Маня закашлялась и кашляла долго - смеялась и кашляла.
– Мы ровесники, - наконец прохрипела она, брызжа слезами.
– Мне уже скоро рожать, а ему шпаги. Свистульку не хочешь?
– Успокойся, Маня, - сказала мачеха.
– И рожать тебе еще не скоро.
Маня всхлипнула и вдруг заплакала, отвернувшись, вытирая глаза рукавом халата.
– Прости, Сережа, - сказала она.
Сережа поймал на себе взгляд Маниной мачехи, предостерегающий от вопросов и удивлений.
– Что ты, Маня, - сказал.
– За что прощать-то? Я очень рад, что я к тебе пришел.
Он ощутил некое зыбкое равновесие, по всей видимости недавно возникшее в Манином доме. Здесь нельзя было делать резких движений и поворотов. Правда, мачеха Ирина была наготове.
Потом пили чай с теплым еще ванильным печеньем. Сереже было хорошо в знакомых до мелочей стенах. Каждая вещь здесь, каждый предмет - все было сделано из того прозрачного камня, в котором что-то клубится.

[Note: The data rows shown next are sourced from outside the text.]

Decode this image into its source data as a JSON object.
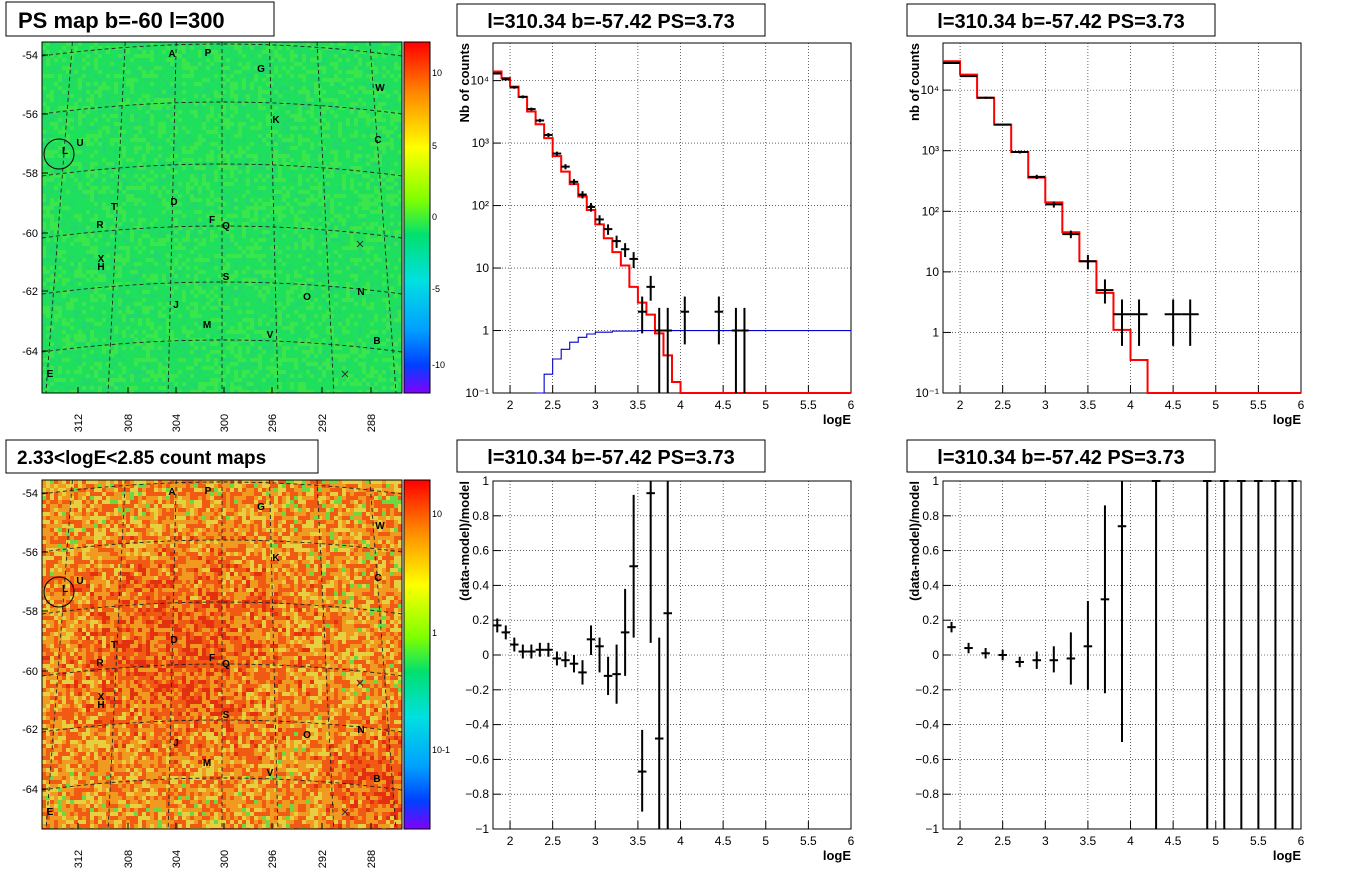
{
  "colors": {
    "hist_red": "#ff0000",
    "data_black": "#000000",
    "curve_blue": "#0000cc",
    "grid": "#000000",
    "map_green": "#1ee05a",
    "map_red": "#e63a12"
  },
  "map_common": {
    "ylabels": [
      "-54",
      "-56",
      "-58",
      "-60",
      "-62",
      "-64"
    ],
    "xlabels": [
      "312",
      "308",
      "304",
      "300",
      "296",
      "292",
      "288"
    ],
    "letters": [
      "A",
      "P",
      "G",
      "W",
      "K",
      "C",
      "L",
      "U",
      "D",
      "T",
      "F",
      "Q",
      "R",
      "X",
      "H",
      "S",
      "O",
      "N",
      "J",
      "M",
      "V",
      "B",
      "E"
    ]
  },
  "panels": {
    "psmap": {
      "title": "PS map b=-60 l=300",
      "colorbar_ticks": [
        "10",
        "5",
        "0",
        "-5",
        "-10"
      ]
    },
    "countmap": {
      "title": "2.33<logE<2.85 count maps",
      "colorbar_ticks": [
        "10",
        "1",
        "10-1"
      ]
    }
  },
  "chart_data": [
    {
      "id": "spectrum_fine",
      "type": "line",
      "title": "l=310.34 b=-57.42 PS=3.73",
      "xlabel": "logE",
      "ylabel": "Nb of counts",
      "xlim": [
        1.8,
        6
      ],
      "ylim": [
        0.1,
        40000
      ],
      "log_y": true,
      "grid": true,
      "xticks": [
        "2",
        "2.5",
        "3",
        "3.5",
        "4",
        "4.5",
        "5",
        "5.5",
        "6"
      ],
      "yticks": [
        {
          "v": 10000,
          "t": "10⁴"
        },
        {
          "v": 1000,
          "t": "10³"
        },
        {
          "v": 100,
          "t": "10²"
        },
        {
          "v": 10,
          "t": "10"
        },
        {
          "v": 1,
          "t": "1"
        },
        {
          "v": 0.1,
          "t": "10⁻¹"
        }
      ],
      "model_step": {
        "edges": [
          1.8,
          1.9,
          2.0,
          2.1,
          2.2,
          2.3,
          2.4,
          2.5,
          2.6,
          2.7,
          2.8,
          2.9,
          3.0,
          3.1,
          3.2,
          3.3,
          3.4,
          3.5,
          3.6,
          3.7,
          3.8,
          3.9,
          4.0,
          4.1,
          4.2,
          6.0
        ],
        "values": [
          14000,
          11000,
          8000,
          5500,
          3200,
          2000,
          1200,
          620,
          350,
          220,
          140,
          85,
          50,
          30,
          18,
          11,
          5,
          2.8,
          1.8,
          0.9,
          0.4,
          0.15,
          0.1,
          0.1,
          0.1
        ]
      },
      "background_curve": {
        "x": [
          2.3,
          2.4,
          2.5,
          2.6,
          2.7,
          2.8,
          2.9,
          3.0,
          3.2,
          3.5,
          4.0,
          6.0
        ],
        "y": [
          0.1,
          0.2,
          0.35,
          0.5,
          0.65,
          0.78,
          0.88,
          0.94,
          0.98,
          1.0,
          1.0,
          1.0
        ]
      },
      "points": [
        {
          "x": 1.85,
          "y": 13000,
          "lo": 12500,
          "hi": 13500
        },
        {
          "x": 1.95,
          "y": 10500,
          "lo": 10000,
          "hi": 11000
        },
        {
          "x": 2.05,
          "y": 7800,
          "lo": 7400,
          "hi": 8200
        },
        {
          "x": 2.15,
          "y": 5500,
          "lo": 5200,
          "hi": 5800
        },
        {
          "x": 2.25,
          "y": 3500,
          "lo": 3300,
          "hi": 3700
        },
        {
          "x": 2.35,
          "y": 2300,
          "lo": 2150,
          "hi": 2450
        },
        {
          "x": 2.45,
          "y": 1350,
          "lo": 1250,
          "hi": 1450
        },
        {
          "x": 2.55,
          "y": 680,
          "lo": 630,
          "hi": 730
        },
        {
          "x": 2.65,
          "y": 420,
          "lo": 380,
          "hi": 460
        },
        {
          "x": 2.75,
          "y": 240,
          "lo": 215,
          "hi": 265
        },
        {
          "x": 2.85,
          "y": 150,
          "lo": 130,
          "hi": 170
        },
        {
          "x": 2.95,
          "y": 95,
          "lo": 80,
          "hi": 110
        },
        {
          "x": 3.05,
          "y": 60,
          "lo": 50,
          "hi": 70
        },
        {
          "x": 3.15,
          "y": 42,
          "lo": 34,
          "hi": 50
        },
        {
          "x": 3.25,
          "y": 27,
          "lo": 21,
          "hi": 33
        },
        {
          "x": 3.35,
          "y": 20,
          "lo": 15,
          "hi": 25
        },
        {
          "x": 3.45,
          "y": 14,
          "lo": 10,
          "hi": 18
        },
        {
          "x": 3.55,
          "y": 2,
          "lo": 0.9,
          "hi": 3.5
        },
        {
          "x": 3.65,
          "y": 5,
          "lo": 3,
          "hi": 7.5
        },
        {
          "x": 3.75,
          "y": 1,
          "lo": 0.1,
          "hi": 2.3
        },
        {
          "x": 3.85,
          "y": 1,
          "lo": 0.1,
          "hi": 2.3
        },
        {
          "x": 4.05,
          "y": 2,
          "lo": 0.6,
          "hi": 3.5
        },
        {
          "x": 4.45,
          "y": 2,
          "lo": 0.6,
          "hi": 3.5
        },
        {
          "x": 4.65,
          "y": 1,
          "lo": 0.1,
          "hi": 2.3
        },
        {
          "x": 4.75,
          "y": 1,
          "lo": 0.1,
          "hi": 2.3
        }
      ]
    },
    {
      "id": "spectrum_coarse",
      "type": "line",
      "title": "l=310.34 b=-57.42 PS=3.73",
      "xlabel": "logE",
      "ylabel": "nb of counts",
      "xlim": [
        1.8,
        6
      ],
      "ylim": [
        0.1,
        60000
      ],
      "log_y": true,
      "grid": true,
      "xticks": [
        "2",
        "2.5",
        "3",
        "3.5",
        "4",
        "4.5",
        "5",
        "5.5",
        "6"
      ],
      "yticks": [
        {
          "v": 10000,
          "t": "10⁴"
        },
        {
          "v": 1000,
          "t": "10³"
        },
        {
          "v": 100,
          "t": "10²"
        },
        {
          "v": 10,
          "t": "10"
        },
        {
          "v": 1,
          "t": "1"
        },
        {
          "v": 0.1,
          "t": "10⁻¹"
        }
      ],
      "model_step": {
        "edges": [
          1.8,
          2.0,
          2.2,
          2.4,
          2.6,
          2.8,
          3.0,
          3.2,
          3.4,
          3.6,
          3.8,
          4.0,
          4.2,
          6.0
        ],
        "values": [
          30000,
          18000,
          7500,
          2700,
          950,
          360,
          140,
          45,
          15,
          4.5,
          1.1,
          0.35,
          0.1
        ]
      },
      "points": [
        {
          "x": 1.9,
          "y": 28000,
          "lo": 27000,
          "hi": 29000
        },
        {
          "x": 2.1,
          "y": 17000,
          "lo": 16500,
          "hi": 17500
        },
        {
          "x": 2.3,
          "y": 7500,
          "lo": 7200,
          "hi": 7800
        },
        {
          "x": 2.5,
          "y": 2700,
          "lo": 2600,
          "hi": 2800
        },
        {
          "x": 2.7,
          "y": 950,
          "lo": 900,
          "hi": 1000
        },
        {
          "x": 2.9,
          "y": 370,
          "lo": 340,
          "hi": 400
        },
        {
          "x": 3.1,
          "y": 130,
          "lo": 115,
          "hi": 145
        },
        {
          "x": 3.3,
          "y": 42,
          "lo": 36,
          "hi": 48
        },
        {
          "x": 3.5,
          "y": 15,
          "lo": 11,
          "hi": 19
        },
        {
          "x": 3.7,
          "y": 5,
          "lo": 3,
          "hi": 7.5
        },
        {
          "x": 3.9,
          "y": 2,
          "lo": 0.6,
          "hi": 3.5
        },
        {
          "x": 4.1,
          "y": 2,
          "lo": 0.6,
          "hi": 3.5
        },
        {
          "x": 4.5,
          "y": 2,
          "lo": 0.6,
          "hi": 3.5
        },
        {
          "x": 4.7,
          "y": 2,
          "lo": 0.6,
          "hi": 3.5
        }
      ]
    },
    {
      "id": "residual_fine",
      "type": "scatter",
      "title": "l=310.34 b=-57.42 PS=3.73",
      "xlabel": "logE",
      "ylabel": "(data-model)/model",
      "xlim": [
        1.8,
        6
      ],
      "ylim": [
        -1,
        1
      ],
      "log_y": false,
      "grid": true,
      "xticks": [
        "2",
        "2.5",
        "3",
        "3.5",
        "4",
        "4.5",
        "5",
        "5.5",
        "6"
      ],
      "yticks": [
        "1",
        "0.8",
        "0.6",
        "0.4",
        "0.2",
        "0",
        "-0.2",
        "-0.4",
        "-0.6",
        "-0.8",
        "-1"
      ],
      "points": [
        {
          "x": 1.85,
          "y": 0.17,
          "lo": 0.13,
          "hi": 0.21
        },
        {
          "x": 1.95,
          "y": 0.13,
          "lo": 0.09,
          "hi": 0.17
        },
        {
          "x": 2.05,
          "y": 0.06,
          "lo": 0.02,
          "hi": 0.1
        },
        {
          "x": 2.15,
          "y": 0.02,
          "lo": -0.02,
          "hi": 0.06
        },
        {
          "x": 2.25,
          "y": 0.02,
          "lo": -0.02,
          "hi": 0.06
        },
        {
          "x": 2.35,
          "y": 0.03,
          "lo": -0.01,
          "hi": 0.07
        },
        {
          "x": 2.45,
          "y": 0.03,
          "lo": -0.01,
          "hi": 0.07
        },
        {
          "x": 2.55,
          "y": -0.02,
          "lo": -0.06,
          "hi": 0.02
        },
        {
          "x": 2.65,
          "y": -0.03,
          "lo": -0.07,
          "hi": 0.02
        },
        {
          "x": 2.75,
          "y": -0.05,
          "lo": -0.1,
          "hi": 0.0
        },
        {
          "x": 2.85,
          "y": -0.1,
          "lo": -0.17,
          "hi": -0.03
        },
        {
          "x": 2.95,
          "y": 0.09,
          "lo": 0.0,
          "hi": 0.17
        },
        {
          "x": 3.05,
          "y": 0.05,
          "lo": -0.1,
          "hi": 0.1
        },
        {
          "x": 3.15,
          "y": -0.12,
          "lo": -0.23,
          "hi": -0.01
        },
        {
          "x": 3.25,
          "y": -0.11,
          "lo": -0.28,
          "hi": 0.06
        },
        {
          "x": 3.35,
          "y": 0.13,
          "lo": -0.12,
          "hi": 0.38
        },
        {
          "x": 3.45,
          "y": 0.51,
          "lo": 0.1,
          "hi": 0.92
        },
        {
          "x": 3.55,
          "y": -0.67,
          "lo": -0.9,
          "hi": -0.43
        },
        {
          "x": 3.65,
          "y": 0.93,
          "lo": 0.07,
          "hi": 1.0
        },
        {
          "x": 3.75,
          "y": -0.48,
          "lo": -1.0,
          "hi": 0.1
        },
        {
          "x": 3.85,
          "y": 0.24,
          "lo": -1.0,
          "hi": 1.0
        }
      ]
    },
    {
      "id": "residual_coarse",
      "type": "scatter",
      "title": "l=310.34 b=-57.42 PS=3.73",
      "xlabel": "logE",
      "ylabel": "(data-model)/model",
      "xlim": [
        1.8,
        6
      ],
      "ylim": [
        -1,
        1
      ],
      "log_y": false,
      "grid": true,
      "xticks": [
        "2",
        "2.5",
        "3",
        "3.5",
        "4",
        "4.5",
        "5",
        "5.5",
        "6"
      ],
      "yticks": [
        "1",
        "0.8",
        "0.6",
        "0.4",
        "0.2",
        "0",
        "-0.2",
        "-0.4",
        "-0.6",
        "-0.8",
        "-1"
      ],
      "points": [
        {
          "x": 1.9,
          "y": 0.16,
          "lo": 0.13,
          "hi": 0.19
        },
        {
          "x": 2.1,
          "y": 0.04,
          "lo": 0.01,
          "hi": 0.07
        },
        {
          "x": 2.3,
          "y": 0.01,
          "lo": -0.02,
          "hi": 0.04
        },
        {
          "x": 2.5,
          "y": 0.0,
          "lo": -0.03,
          "hi": 0.03
        },
        {
          "x": 2.7,
          "y": -0.04,
          "lo": -0.07,
          "hi": -0.01
        },
        {
          "x": 2.9,
          "y": -0.03,
          "lo": -0.08,
          "hi": 0.02
        },
        {
          "x": 3.1,
          "y": -0.03,
          "lo": -0.1,
          "hi": 0.05
        },
        {
          "x": 3.3,
          "y": -0.02,
          "lo": -0.17,
          "hi": 0.13
        },
        {
          "x": 3.5,
          "y": 0.05,
          "lo": -0.2,
          "hi": 0.31
        },
        {
          "x": 3.7,
          "y": 0.32,
          "lo": -0.22,
          "hi": 0.86
        },
        {
          "x": 3.9,
          "y": 0.74,
          "lo": -0.5,
          "hi": 1.0
        },
        {
          "x": 4.3,
          "y": 1.0,
          "lo": -1.0,
          "hi": 1.0
        },
        {
          "x": 4.9,
          "y": 1.0,
          "lo": -1.0,
          "hi": 1.0
        },
        {
          "x": 5.1,
          "y": 1.0,
          "lo": -1.0,
          "hi": 1.0
        },
        {
          "x": 5.3,
          "y": 1.0,
          "lo": -1.0,
          "hi": 1.0
        },
        {
          "x": 5.5,
          "y": 1.0,
          "lo": -1.0,
          "hi": 1.0
        },
        {
          "x": 5.7,
          "y": 1.0,
          "lo": -1.0,
          "hi": 1.0
        },
        {
          "x": 5.9,
          "y": 1.0,
          "lo": -1.0,
          "hi": 1.0
        }
      ]
    }
  ]
}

Часть шпаг и адмиральских портретов висели в кабинете Маниного отца. "Самое интересное и самое ценное папа и дядя Алеша сдали в музей, объяснила Маня.
– У нас, оказывается, хранились шпага и пистолет адмирала Сенявина".
Девчонку с Васькиной фотокарточки Маня не знала, никогда не видела, но стала грустной. Мачеха закурила.
– Не бывает таких, - сказала Маня.
– Это Васькин кунштюк.
Сережа подошел к роялю. Ему захотелось не музыки, он не мог сыграть даже собачий вальс, но услышать звон и гудение струн. Он нажал педаль и коснулся клавиш. Он чувствовал, что девчонку эту он знает, видел.
Когда Сережа ушел от Мани, - светало.
– Ты приходи, - попросила Манина мачеха, провожая его.
– Приходи!
– крикнула Маня.
Конечно, он придет и будет терпеть Манины шквальные обиды и равнодушие. Сережа представил, как познакомит с Маней Анастасию Ивановну, и губы у Анастасии Ивановны станут жесткими. "Это же Маня, друг детства!" - чуть не крикнул Сережа вслух.
"Слишком много у твоего друга детства за пазухой-то - сдюжишь ли?" скажет Анастасия Ивановна.
Город был обнаженным и тихим - он напоминал рояль с поднятой крышкой.
Сережа шел по Невскому, и чем ближе подходил к зданию Главного штаба, тем тревожнее становилось у него на сердце. Сережа вытащил из кармана девчонкину фотокарточку. Нога его подвернулась. Резкая боль, как сквозняк, распахнула в его памяти душные, обитые войлоком двери: он услышал сирену воздушной тревоги, увидел людей, спешащих в бомбоубежище, закатный свет солнца и девчонку, идущую впереди него по опустевшему тротуару. Сирена замолчала - только ровный стук девчонкиных каблуков. Да еще с той стороны Невского, из ворот школы, кричала дворничиха.